Published July 15, 2022 | Version v1
Dataset Open

Extracted and Anonymised Qualitative Data on Students' Acceptance of an Early Warning System

Description

The data published in this record was adopted in the following study: 

Exploring Higher Education students' experience with AI-powered educational tools: The case of an Early Warning System 

The study analyses the students' experience of an early warning system developed at a fully online university. The study is based on 21 semi-structured interviews that yielded a corpus of 21,761 words, for which a mixed inductive and deductive codification approach was applied after thematic analysis. We focused on 11 themes, 52 subthemes, and 396 coded segments to perform content analysis. Our findings revealed that the students, primarily senior workers with a high-level academic self-efficacy, had little experience with this type of system and low expectations about it. However, a usage experience triggered interest and meaningful reflections on the mentioned tool. Nevertheless, a comparative analysis between disciplines related to Computer Science and Economics showed higher confidence and expectation about the system and artificial intelligence overall by the first group.

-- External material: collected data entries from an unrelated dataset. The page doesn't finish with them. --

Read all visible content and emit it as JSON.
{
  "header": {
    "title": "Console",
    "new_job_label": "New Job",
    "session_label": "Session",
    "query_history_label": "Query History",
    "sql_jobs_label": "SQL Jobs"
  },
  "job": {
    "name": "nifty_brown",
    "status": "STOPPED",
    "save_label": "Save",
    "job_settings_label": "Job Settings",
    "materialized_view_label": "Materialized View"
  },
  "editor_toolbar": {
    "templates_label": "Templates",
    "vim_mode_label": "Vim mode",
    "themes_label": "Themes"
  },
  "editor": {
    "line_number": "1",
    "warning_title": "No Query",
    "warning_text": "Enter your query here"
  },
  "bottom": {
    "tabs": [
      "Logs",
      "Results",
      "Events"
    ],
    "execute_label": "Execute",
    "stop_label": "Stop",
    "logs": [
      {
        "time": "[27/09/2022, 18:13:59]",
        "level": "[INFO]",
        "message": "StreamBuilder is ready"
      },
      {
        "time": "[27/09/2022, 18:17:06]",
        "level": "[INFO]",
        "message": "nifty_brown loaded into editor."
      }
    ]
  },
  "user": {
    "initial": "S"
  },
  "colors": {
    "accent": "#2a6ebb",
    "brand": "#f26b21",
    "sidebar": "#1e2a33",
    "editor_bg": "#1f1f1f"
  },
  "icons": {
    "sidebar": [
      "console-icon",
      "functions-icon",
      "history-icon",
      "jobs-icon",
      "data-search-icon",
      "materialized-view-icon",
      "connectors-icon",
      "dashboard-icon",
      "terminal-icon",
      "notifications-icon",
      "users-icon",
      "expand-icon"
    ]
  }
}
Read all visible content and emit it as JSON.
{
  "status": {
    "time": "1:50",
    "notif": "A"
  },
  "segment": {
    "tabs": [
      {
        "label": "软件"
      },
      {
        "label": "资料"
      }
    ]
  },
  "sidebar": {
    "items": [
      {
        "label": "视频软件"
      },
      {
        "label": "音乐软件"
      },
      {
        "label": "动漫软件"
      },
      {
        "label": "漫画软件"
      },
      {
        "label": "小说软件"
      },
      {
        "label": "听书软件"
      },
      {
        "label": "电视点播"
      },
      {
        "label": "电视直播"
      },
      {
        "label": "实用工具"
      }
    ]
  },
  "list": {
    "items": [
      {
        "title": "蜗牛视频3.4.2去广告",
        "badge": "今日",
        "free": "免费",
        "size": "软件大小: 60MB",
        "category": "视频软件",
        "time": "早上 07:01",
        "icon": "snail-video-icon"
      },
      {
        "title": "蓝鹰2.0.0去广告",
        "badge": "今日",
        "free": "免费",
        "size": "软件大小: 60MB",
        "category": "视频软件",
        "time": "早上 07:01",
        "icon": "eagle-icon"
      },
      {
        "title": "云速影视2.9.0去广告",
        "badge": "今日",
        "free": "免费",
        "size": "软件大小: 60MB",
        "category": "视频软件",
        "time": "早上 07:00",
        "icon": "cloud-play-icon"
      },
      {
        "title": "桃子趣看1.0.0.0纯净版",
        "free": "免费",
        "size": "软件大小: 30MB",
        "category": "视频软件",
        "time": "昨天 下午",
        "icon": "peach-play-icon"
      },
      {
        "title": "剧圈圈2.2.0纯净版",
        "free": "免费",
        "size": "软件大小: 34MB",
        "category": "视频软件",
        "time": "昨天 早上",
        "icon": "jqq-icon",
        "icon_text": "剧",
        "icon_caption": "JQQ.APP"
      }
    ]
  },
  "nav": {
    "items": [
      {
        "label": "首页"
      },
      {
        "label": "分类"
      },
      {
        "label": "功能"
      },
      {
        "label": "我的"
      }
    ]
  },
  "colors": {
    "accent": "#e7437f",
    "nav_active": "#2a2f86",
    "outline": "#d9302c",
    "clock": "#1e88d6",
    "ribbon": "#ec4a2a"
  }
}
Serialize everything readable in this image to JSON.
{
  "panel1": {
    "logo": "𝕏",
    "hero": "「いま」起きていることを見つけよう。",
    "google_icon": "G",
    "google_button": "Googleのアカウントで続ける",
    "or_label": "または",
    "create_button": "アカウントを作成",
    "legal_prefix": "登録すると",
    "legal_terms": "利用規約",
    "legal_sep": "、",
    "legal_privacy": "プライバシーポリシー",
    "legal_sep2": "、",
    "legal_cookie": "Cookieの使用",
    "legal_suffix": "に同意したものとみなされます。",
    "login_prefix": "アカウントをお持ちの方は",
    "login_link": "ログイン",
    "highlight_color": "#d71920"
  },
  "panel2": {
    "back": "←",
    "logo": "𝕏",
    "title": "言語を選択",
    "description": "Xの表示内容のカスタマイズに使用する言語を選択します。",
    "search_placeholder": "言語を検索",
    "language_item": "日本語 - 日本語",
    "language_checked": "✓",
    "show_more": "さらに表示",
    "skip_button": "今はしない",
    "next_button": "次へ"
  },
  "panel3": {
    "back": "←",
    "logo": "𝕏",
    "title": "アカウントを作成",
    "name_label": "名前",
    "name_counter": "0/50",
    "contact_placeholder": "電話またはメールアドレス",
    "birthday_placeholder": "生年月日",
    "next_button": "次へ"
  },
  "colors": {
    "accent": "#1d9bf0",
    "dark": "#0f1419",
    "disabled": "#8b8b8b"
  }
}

These results highlight the relevance of supporting students' further experiences and understanding of artificial intelligence systems in education to accept them and mainly to participate in iterative development processes of such tools to achieve quality, relevance, and fairness.

The three records attached as part of the dataset include:

1- The General CodeTree with exemplar coding excerpts in Spanish
2- Extract of transcriptions in English
3- Full Report in Spanish as extracted from NVIVO, including the extracted codes for the synthesis (1,2) in blue, and the comments made by the two researchers engaged in the interrater agreement.
4- General Content Analysis (Spreadsheet ODS)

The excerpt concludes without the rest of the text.